The obvious solution is to eliminate corporation tax and shift it to areas that are harder to avoid such as dividends, capital gains and land value.
Sounds very reasonable. I'm sure there's a catch, but I don't see where it is.

Taxing a business looks like a weird thing to do: a business can only spend money on business-related stuff pretty much by definition.

In order for money to be spent on non-busines things, it should be paid out as a salary, dividends or something like that which we know how to tax pretty well.

I'm certainly missing something, but what?

Not an economist so I don't know the official reason. But a corporation can theoretically accumulate profits indefinitely without making a payout, while governments need stable yearly revenue.

Maybe more material from a public policy point of view is that we like to tax different things at different rates, to favor or disfavor spending on various things. Hard to tax a salary based on what the employer spent their money on.

A corporation could accumulate although I expect shareholders would stop that fairly quickly.

You could still implement Pigovian taxes such as fuel or alcohol duties.

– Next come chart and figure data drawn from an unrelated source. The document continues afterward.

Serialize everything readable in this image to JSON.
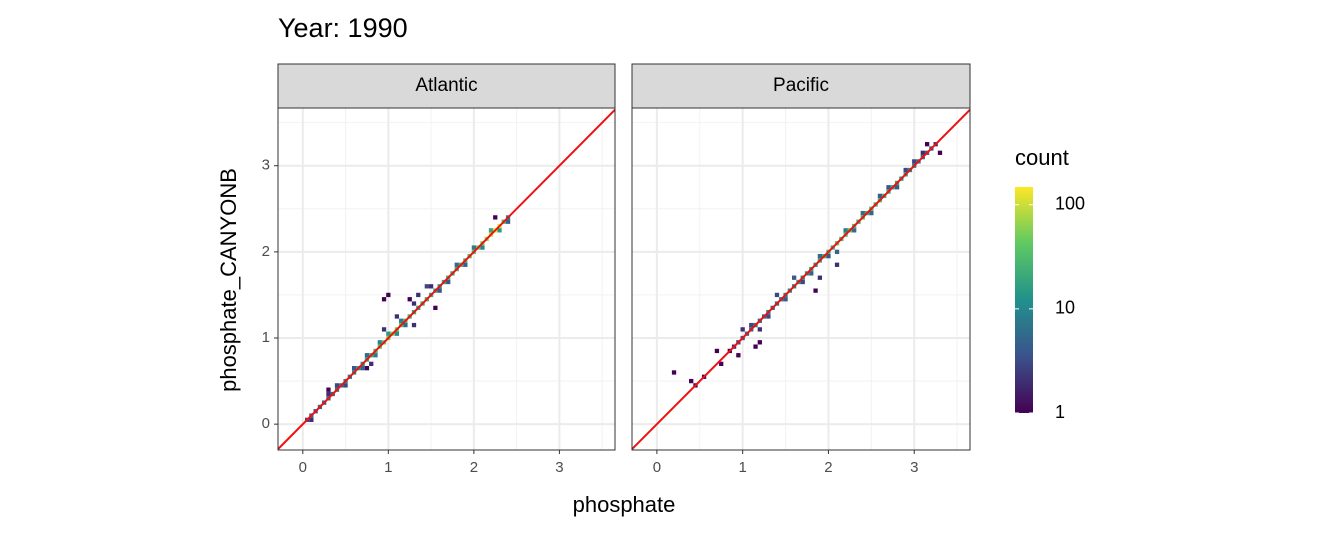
{
  "chart_data": {
    "type": "bin2d",
    "title": "Year: 1990",
    "x_label": "phosphate",
    "y_label": "phosphate_CANYONB",
    "xlim": [
      -0.29,
      3.65
    ],
    "ylim": [
      -0.3,
      3.67
    ],
    "xticks": [
      0,
      1,
      2,
      3
    ],
    "yticks": [
      0,
      1,
      2,
      3
    ],
    "minor_ticks": [
      0.5,
      1.5,
      2.5,
      3.5
    ],
    "grid": true,
    "binwidth": 0.05,
    "reference_line": {
      "slope": 1,
      "intercept": 0,
      "color": "#ee1111"
    },
    "colorbar": {
      "title": "count",
      "colormap": "viridis",
      "log": true,
      "clim": [
        1,
        148
      ],
      "ticks": [
        1,
        10,
        100
      ]
    },
    "facets": [
      {
        "name": "Atlantic",
        "cells": [
          [
            0.05,
            0.05,
            3
          ],
          [
            0.1,
            0.1,
            5
          ],
          [
            0.15,
            0.15,
            4
          ],
          [
            0.2,
            0.2,
            6
          ],
          [
            0.25,
            0.25,
            4
          ],
          [
            0.3,
            0.3,
            5
          ],
          [
            0.35,
            0.35,
            6
          ],
          [
            0.4,
            0.4,
            8
          ],
          [
            0.45,
            0.45,
            6
          ],
          [
            0.5,
            0.5,
            10
          ],
          [
            0.55,
            0.55,
            8
          ],
          [
            0.6,
            0.6,
            12
          ],
          [
            0.65,
            0.65,
            15
          ],
          [
            0.7,
            0.7,
            14
          ],
          [
            0.75,
            0.75,
            20
          ],
          [
            0.8,
            0.8,
            25
          ],
          [
            0.85,
            0.85,
            30
          ],
          [
            0.9,
            0.9,
            40
          ],
          [
            0.95,
            0.95,
            45
          ],
          [
            1.0,
            1.0,
            60
          ],
          [
            1.05,
            1.05,
            70
          ],
          [
            1.1,
            1.1,
            50
          ],
          [
            1.15,
            1.15,
            40
          ],
          [
            1.2,
            1.2,
            30
          ],
          [
            1.25,
            1.25,
            25
          ],
          [
            1.3,
            1.3,
            20
          ],
          [
            1.35,
            1.35,
            18
          ],
          [
            1.4,
            1.4,
            22
          ],
          [
            1.45,
            1.45,
            25
          ],
          [
            1.5,
            1.5,
            20
          ],
          [
            1.55,
            1.55,
            18
          ],
          [
            1.6,
            1.6,
            15
          ],
          [
            1.65,
            1.65,
            20
          ],
          [
            1.7,
            1.7,
            25
          ],
          [
            1.75,
            1.75,
            20
          ],
          [
            1.8,
            1.8,
            25
          ],
          [
            1.85,
            1.85,
            30
          ],
          [
            1.9,
            1.9,
            30
          ],
          [
            1.95,
            1.95,
            35
          ],
          [
            2.0,
            2.0,
            40
          ],
          [
            2.05,
            2.05,
            50
          ],
          [
            2.1,
            2.1,
            60
          ],
          [
            2.15,
            2.15,
            70
          ],
          [
            2.2,
            2.2,
            100
          ],
          [
            2.25,
            2.25,
            140
          ],
          [
            2.3,
            2.3,
            120
          ],
          [
            2.35,
            2.35,
            30
          ],
          [
            2.4,
            2.4,
            8
          ],
          [
            0.1,
            0.05,
            2
          ],
          [
            0.3,
            0.35,
            2
          ],
          [
            0.3,
            0.4,
            1
          ],
          [
            0.4,
            0.45,
            3
          ],
          [
            0.5,
            0.45,
            3
          ],
          [
            0.6,
            0.65,
            4
          ],
          [
            0.7,
            0.65,
            5
          ],
          [
            0.75,
            0.8,
            6
          ],
          [
            0.85,
            0.8,
            8
          ],
          [
            0.9,
            0.95,
            10
          ],
          [
            0.95,
            1.1,
            2
          ],
          [
            1.0,
            1.05,
            15
          ],
          [
            1.1,
            1.05,
            12
          ],
          [
            1.15,
            1.2,
            8
          ],
          [
            1.2,
            1.15,
            6
          ],
          [
            1.0,
            1.5,
            1
          ],
          [
            0.95,
            1.45,
            1
          ],
          [
            1.25,
            1.45,
            1
          ],
          [
            1.3,
            1.4,
            2
          ],
          [
            1.35,
            1.5,
            2
          ],
          [
            1.45,
            1.6,
            3
          ],
          [
            1.5,
            1.6,
            2
          ],
          [
            1.6,
            1.55,
            4
          ],
          [
            1.7,
            1.65,
            4
          ],
          [
            1.8,
            1.85,
            6
          ],
          [
            1.9,
            1.85,
            5
          ],
          [
            2.0,
            2.05,
            8
          ],
          [
            2.1,
            2.05,
            10
          ],
          [
            2.2,
            2.25,
            20
          ],
          [
            2.3,
            2.25,
            15
          ],
          [
            2.4,
            2.35,
            5
          ],
          [
            2.25,
            2.4,
            1
          ],
          [
            0.8,
            0.7,
            2
          ],
          [
            0.75,
            0.65,
            1
          ],
          [
            1.3,
            1.15,
            2
          ],
          [
            1.1,
            1.25,
            2
          ],
          [
            1.55,
            1.35,
            1
          ]
        ]
      },
      {
        "name": "Pacific",
        "cells": [
          [
            0.85,
            0.85,
            1
          ],
          [
            0.9,
            0.9,
            2
          ],
          [
            0.95,
            0.95,
            3
          ],
          [
            1.0,
            1.0,
            4
          ],
          [
            1.05,
            1.05,
            6
          ],
          [
            1.1,
            1.1,
            5
          ],
          [
            1.15,
            1.15,
            8
          ],
          [
            1.2,
            1.2,
            6
          ],
          [
            1.25,
            1.25,
            5
          ],
          [
            1.3,
            1.3,
            8
          ],
          [
            1.35,
            1.35,
            6
          ],
          [
            1.4,
            1.4,
            7
          ],
          [
            1.45,
            1.45,
            8
          ],
          [
            1.5,
            1.5,
            10
          ],
          [
            1.55,
            1.55,
            12
          ],
          [
            1.6,
            1.6,
            10
          ],
          [
            1.65,
            1.65,
            15
          ],
          [
            1.7,
            1.7,
            12
          ],
          [
            1.75,
            1.75,
            15
          ],
          [
            1.8,
            1.8,
            18
          ],
          [
            1.85,
            1.85,
            15
          ],
          [
            1.9,
            1.9,
            20
          ],
          [
            1.95,
            1.95,
            25
          ],
          [
            2.0,
            2.0,
            30
          ],
          [
            2.05,
            2.05,
            25
          ],
          [
            2.1,
            2.1,
            40
          ],
          [
            2.15,
            2.15,
            30
          ],
          [
            2.2,
            2.2,
            35
          ],
          [
            2.25,
            2.25,
            40
          ],
          [
            2.3,
            2.3,
            30
          ],
          [
            2.35,
            2.35,
            25
          ],
          [
            2.4,
            2.4,
            30
          ],
          [
            2.45,
            2.45,
            25
          ],
          [
            2.5,
            2.5,
            30
          ],
          [
            2.55,
            2.55,
            25
          ],
          [
            2.6,
            2.6,
            30
          ],
          [
            2.65,
            2.65,
            25
          ],
          [
            2.7,
            2.7,
            20
          ],
          [
            2.75,
            2.75,
            20
          ],
          [
            2.8,
            2.8,
            18
          ],
          [
            2.85,
            2.85,
            15
          ],
          [
            2.9,
            2.9,
            15
          ],
          [
            2.95,
            2.95,
            12
          ],
          [
            3.0,
            3.0,
            10
          ],
          [
            3.05,
            3.05,
            8
          ],
          [
            3.1,
            3.1,
            6
          ],
          [
            3.15,
            3.15,
            5
          ],
          [
            3.2,
            3.2,
            4
          ],
          [
            3.25,
            3.25,
            2
          ],
          [
            0.2,
            0.6,
            1
          ],
          [
            0.4,
            0.5,
            1
          ],
          [
            0.45,
            0.45,
            1
          ],
          [
            0.55,
            0.55,
            1
          ],
          [
            0.75,
            0.7,
            1
          ],
          [
            0.7,
            0.85,
            1
          ],
          [
            1.0,
            1.1,
            2
          ],
          [
            1.1,
            1.15,
            3
          ],
          [
            1.2,
            1.1,
            2
          ],
          [
            1.3,
            1.25,
            3
          ],
          [
            1.4,
            1.5,
            3
          ],
          [
            1.5,
            1.45,
            4
          ],
          [
            1.6,
            1.7,
            4
          ],
          [
            1.7,
            1.65,
            3
          ],
          [
            1.8,
            1.75,
            5
          ],
          [
            1.9,
            1.95,
            6
          ],
          [
            2.0,
            1.95,
            4
          ],
          [
            1.85,
            1.55,
            1
          ],
          [
            1.9,
            1.7,
            2
          ],
          [
            2.1,
            2.0,
            5
          ],
          [
            2.2,
            2.25,
            8
          ],
          [
            2.3,
            2.25,
            6
          ],
          [
            2.4,
            2.45,
            6
          ],
          [
            2.5,
            2.45,
            5
          ],
          [
            2.6,
            2.65,
            5
          ],
          [
            2.7,
            2.75,
            4
          ],
          [
            2.8,
            2.75,
            4
          ],
          [
            2.9,
            2.95,
            3
          ],
          [
            3.0,
            3.05,
            3
          ],
          [
            3.1,
            3.15,
            2
          ],
          [
            3.3,
            3.15,
            1
          ],
          [
            3.15,
            3.25,
            1
          ],
          [
            1.15,
            0.9,
            1
          ],
          [
            0.95,
            0.8,
            1
          ],
          [
            2.1,
            1.85,
            2
          ],
          [
            1.2,
            0.95,
            1
          ]
        ]
      }
    ]
  }
}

There's many valid reasons for accumulating profits, such as planning buyouts or expansions. That being said, sometimes it can be done for reasons such as waiting for a preferable tax regime. Due to that, some countries have a separate accumulated earnings tax that is similar to individual wealth taxes to disincentivize accumulating without a business purpose.
Or stop taxing "profits" but tax every transaction on its total amount, that would also end a lot of "tax niches"
We already have VAT or sales tax.
> Or stop taxing "profits"

By "profits" I meant to stop business being able to claim expenses and reduce the tax. We could replace complex taxation scheme only-on-positive-profit with a simple 1% (for example) tax on all transfers, on the total amount, no matter what is the purpose of the money transfer

That incentivizes the creation of vertically-integrated conglomerates over small companies, in order to reduce the number of transactions; is that what you want to foster?
You need to take into account all the simplification it would imply in tax collection / paperwork / regulations etc. The cost of our current ways of taxing wealth and profits is huge
The trouble with that is it will penalise low margin businesses, Apple could easily afford it on their 30% margin but a budget PC maker with a 3% margin would struggle.
Small businesses are already penalized by our current laws and ways of taxing profits. I believe the alternative I am proposing (that will never come to reality) is easier for everyone
You mean like VAT/GST.
Not like GST : it would be on all transactions in the legal currency, including B2B. There wouldn't be an artificial difference between "businesses" and "customers"

Not like VAT : VAT is way more complex and expenses are deducted at each step

So cheaper for large integrated companies? Sounds like it'd really hurt competitors starting up.
It would kill any business with a long supply chain, the only manufacturers left would be the ones where ore arrives at one end of the factory and finished goods come out of the other end.
It would be cheaper for everyone because of tax simplifications. Current system is already unfair to a lot of group of people, including small businesses. And large company also have money transfers so I am not sure to understand the example unless we go into the specifics a little bit more
How does that help France? Those taxes would still be paid in Ireland.
> one fix might be eliminating international subsidiaries

I believe that means "no multinational companies" - one could certainly argue for that, but it's a much bigger discussion. And I think you would have to end up forbidding citizens (residents? how does it work when you move countries?) of country A owning shares of company in country B if you really wanted that to work.